The province and Vitalité want the Appeals Court to stay, or pause, the class-action case while an appeal of her ruling is considered.
James Sayce, the lead lawyer for the plaintiffs, said they are "disappointed" the province and Vitalité are seeking to overturn DeWare's decision.
"We will continue to litigate this case forcefully so as to provide access to meaningful justice for those who have alleged abhorrent abuses and neglect at the Restigouche Hospital Centre," Sayce said in an emailed statement.
Vitalité declined to comment.
CBC News has requested comment from a spokesperson for the province's attorney general.
The two named plaintiffs are Darrell Tidd and Reid Smith, litigants on behalf of their sons Devan Tidd and Aaron Smith, respectively, who are or were patients at the hospital.
Tidd alleges his son, who has autism, was over-medicated and complained of assault at the hands of other residents.

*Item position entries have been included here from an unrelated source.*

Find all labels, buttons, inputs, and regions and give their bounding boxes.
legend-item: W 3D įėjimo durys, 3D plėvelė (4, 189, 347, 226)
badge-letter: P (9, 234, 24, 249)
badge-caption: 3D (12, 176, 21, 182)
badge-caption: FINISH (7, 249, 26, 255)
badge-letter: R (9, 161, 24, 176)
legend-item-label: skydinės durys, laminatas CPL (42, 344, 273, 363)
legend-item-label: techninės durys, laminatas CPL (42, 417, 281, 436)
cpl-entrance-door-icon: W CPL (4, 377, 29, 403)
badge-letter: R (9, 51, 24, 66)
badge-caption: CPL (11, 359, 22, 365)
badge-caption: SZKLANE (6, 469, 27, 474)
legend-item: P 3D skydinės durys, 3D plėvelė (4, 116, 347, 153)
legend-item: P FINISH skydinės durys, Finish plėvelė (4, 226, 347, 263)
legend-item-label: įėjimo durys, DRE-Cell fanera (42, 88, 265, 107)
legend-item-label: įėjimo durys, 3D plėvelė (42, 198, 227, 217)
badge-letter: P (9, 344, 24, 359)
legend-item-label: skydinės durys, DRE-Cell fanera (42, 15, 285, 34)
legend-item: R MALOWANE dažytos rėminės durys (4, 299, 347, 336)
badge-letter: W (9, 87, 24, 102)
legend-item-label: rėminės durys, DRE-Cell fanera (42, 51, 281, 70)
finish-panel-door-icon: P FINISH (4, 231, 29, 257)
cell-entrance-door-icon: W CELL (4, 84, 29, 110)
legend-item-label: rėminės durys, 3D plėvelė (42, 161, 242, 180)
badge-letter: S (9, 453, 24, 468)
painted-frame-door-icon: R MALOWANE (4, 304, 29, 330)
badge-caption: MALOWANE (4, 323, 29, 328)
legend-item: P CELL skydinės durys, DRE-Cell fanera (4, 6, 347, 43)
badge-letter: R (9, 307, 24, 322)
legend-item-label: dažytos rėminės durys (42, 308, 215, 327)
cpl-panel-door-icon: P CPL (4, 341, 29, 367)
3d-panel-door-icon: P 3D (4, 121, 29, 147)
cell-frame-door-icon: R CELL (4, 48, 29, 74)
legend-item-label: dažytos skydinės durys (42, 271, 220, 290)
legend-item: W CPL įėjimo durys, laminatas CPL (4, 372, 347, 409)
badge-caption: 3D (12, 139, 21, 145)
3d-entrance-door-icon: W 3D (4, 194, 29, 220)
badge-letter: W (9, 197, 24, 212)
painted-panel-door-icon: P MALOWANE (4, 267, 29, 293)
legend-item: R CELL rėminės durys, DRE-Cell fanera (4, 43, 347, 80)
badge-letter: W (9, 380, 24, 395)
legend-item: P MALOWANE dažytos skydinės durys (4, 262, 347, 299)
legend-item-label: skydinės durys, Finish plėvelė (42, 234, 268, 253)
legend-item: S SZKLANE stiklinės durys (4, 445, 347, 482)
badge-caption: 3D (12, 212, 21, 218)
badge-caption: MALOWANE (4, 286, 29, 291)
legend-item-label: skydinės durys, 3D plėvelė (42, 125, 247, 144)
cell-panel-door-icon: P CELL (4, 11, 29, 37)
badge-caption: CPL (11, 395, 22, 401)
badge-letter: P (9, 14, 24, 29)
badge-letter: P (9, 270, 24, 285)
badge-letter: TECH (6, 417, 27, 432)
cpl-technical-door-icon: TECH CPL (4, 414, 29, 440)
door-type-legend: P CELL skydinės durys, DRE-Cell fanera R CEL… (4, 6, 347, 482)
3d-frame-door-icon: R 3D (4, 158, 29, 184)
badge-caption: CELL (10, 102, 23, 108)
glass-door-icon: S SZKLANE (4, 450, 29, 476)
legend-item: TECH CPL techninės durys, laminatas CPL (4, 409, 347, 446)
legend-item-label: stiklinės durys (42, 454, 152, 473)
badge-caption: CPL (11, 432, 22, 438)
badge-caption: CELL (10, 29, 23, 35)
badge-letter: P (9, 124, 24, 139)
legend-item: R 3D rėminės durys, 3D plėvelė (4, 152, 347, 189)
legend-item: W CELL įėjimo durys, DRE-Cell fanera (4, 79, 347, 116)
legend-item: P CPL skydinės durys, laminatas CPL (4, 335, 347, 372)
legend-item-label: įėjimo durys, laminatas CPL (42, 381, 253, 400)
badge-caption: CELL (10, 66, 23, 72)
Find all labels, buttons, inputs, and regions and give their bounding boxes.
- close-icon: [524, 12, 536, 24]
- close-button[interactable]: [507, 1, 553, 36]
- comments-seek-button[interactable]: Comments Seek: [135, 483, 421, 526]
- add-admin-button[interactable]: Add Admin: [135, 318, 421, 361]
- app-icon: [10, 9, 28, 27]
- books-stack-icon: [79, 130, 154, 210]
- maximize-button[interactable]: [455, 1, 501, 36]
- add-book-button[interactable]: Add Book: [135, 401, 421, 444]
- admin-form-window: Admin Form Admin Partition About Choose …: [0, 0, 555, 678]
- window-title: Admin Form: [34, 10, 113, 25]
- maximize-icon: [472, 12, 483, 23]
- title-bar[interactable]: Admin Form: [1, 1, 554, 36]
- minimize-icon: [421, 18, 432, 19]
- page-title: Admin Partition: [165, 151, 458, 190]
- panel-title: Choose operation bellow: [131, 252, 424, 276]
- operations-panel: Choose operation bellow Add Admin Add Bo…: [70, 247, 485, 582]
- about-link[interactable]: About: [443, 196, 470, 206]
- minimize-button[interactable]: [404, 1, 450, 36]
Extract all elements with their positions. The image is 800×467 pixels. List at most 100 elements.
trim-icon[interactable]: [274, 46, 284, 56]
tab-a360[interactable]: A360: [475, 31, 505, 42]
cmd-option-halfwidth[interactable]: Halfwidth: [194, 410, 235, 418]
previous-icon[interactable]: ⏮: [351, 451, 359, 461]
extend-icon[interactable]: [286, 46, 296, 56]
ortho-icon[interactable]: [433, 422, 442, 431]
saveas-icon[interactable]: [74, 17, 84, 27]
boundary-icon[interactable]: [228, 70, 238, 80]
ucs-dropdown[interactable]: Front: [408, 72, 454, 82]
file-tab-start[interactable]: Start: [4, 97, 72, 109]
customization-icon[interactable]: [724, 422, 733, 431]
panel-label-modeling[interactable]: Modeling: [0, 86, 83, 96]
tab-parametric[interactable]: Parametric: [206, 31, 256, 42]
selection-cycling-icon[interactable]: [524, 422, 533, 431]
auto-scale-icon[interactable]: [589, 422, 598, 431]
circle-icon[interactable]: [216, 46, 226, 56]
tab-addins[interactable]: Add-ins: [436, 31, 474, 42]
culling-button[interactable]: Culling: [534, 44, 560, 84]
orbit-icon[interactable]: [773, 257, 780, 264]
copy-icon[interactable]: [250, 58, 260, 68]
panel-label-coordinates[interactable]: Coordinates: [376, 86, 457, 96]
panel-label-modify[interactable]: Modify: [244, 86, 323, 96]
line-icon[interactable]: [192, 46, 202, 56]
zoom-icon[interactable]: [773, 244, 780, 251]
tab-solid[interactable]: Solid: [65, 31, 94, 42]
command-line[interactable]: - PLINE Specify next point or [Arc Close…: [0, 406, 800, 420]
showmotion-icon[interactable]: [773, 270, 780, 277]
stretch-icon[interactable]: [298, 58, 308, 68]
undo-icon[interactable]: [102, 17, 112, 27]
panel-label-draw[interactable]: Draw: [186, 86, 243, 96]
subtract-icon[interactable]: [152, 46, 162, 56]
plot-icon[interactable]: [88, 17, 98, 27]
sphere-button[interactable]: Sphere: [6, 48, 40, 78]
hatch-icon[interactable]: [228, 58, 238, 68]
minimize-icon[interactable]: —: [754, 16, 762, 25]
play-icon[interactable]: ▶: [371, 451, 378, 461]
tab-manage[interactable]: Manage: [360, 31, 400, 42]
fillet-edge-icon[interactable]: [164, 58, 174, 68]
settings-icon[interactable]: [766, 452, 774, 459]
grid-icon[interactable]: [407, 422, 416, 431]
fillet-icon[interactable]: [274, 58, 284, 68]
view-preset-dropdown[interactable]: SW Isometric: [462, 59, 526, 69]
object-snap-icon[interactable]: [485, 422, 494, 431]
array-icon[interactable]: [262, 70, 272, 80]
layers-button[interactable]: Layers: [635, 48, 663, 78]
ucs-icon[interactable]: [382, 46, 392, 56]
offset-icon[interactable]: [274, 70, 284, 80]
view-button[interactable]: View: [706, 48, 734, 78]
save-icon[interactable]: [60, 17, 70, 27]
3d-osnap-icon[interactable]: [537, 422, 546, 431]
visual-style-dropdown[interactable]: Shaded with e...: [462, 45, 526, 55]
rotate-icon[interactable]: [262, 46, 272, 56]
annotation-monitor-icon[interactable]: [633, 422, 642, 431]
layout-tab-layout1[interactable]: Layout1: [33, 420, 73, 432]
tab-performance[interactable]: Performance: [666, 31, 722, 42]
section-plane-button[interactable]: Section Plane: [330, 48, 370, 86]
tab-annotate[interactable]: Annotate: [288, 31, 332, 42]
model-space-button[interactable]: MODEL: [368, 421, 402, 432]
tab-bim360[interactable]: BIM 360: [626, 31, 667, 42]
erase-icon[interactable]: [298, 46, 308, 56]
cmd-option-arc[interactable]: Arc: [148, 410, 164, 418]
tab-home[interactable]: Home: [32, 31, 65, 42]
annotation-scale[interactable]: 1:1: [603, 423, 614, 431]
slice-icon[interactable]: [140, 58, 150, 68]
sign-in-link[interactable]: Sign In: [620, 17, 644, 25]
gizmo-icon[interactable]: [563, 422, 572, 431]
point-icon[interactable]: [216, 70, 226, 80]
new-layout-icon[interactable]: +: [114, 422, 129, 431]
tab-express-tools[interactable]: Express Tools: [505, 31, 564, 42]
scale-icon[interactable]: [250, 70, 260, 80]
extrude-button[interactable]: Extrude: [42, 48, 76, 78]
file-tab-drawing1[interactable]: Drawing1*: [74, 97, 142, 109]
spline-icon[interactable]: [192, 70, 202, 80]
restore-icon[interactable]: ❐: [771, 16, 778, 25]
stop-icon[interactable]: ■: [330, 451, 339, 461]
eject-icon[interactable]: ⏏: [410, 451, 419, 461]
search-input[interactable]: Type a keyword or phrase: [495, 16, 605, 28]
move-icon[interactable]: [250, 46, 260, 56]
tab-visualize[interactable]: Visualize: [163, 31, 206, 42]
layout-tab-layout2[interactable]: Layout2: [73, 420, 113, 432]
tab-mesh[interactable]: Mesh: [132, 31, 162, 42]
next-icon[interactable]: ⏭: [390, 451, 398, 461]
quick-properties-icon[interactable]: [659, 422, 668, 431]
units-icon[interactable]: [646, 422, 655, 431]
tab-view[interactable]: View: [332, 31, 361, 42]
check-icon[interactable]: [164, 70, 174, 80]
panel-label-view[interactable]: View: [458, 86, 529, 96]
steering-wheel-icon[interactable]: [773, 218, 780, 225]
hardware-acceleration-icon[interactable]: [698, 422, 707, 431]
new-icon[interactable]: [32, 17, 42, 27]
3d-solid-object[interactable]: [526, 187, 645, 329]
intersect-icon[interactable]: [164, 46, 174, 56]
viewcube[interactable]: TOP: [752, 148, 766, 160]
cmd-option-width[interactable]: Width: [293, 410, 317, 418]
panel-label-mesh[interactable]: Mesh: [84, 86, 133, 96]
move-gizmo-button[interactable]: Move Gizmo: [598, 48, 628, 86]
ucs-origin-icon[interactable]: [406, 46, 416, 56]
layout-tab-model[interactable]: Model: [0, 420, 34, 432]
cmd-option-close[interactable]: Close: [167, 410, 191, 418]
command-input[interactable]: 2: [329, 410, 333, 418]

Smith alleges his son, who has autism and obsessive-compulsive disorder, was also over-medicated at the centre.
DeWare ruled a class-action would be the right way for a vulnerable person such as those with mental illnesses to seek justice.
"There is no question that the vast majority of these potential class members would never have the financial means or the necessary professional assistance to prosecute this claim in the absence of a class proceeding," she wrote.
The case was filed after provincial Ombud Chares Murray issued a report in 2019 saying there was "significant mistreatment" of patients at the hospital.
DeWare said some of the issues with the facility in the 1950s and '60s were "almost exactly the same" as concerns raised by Murray in 2019, indicating a class-action is the only avenue for change.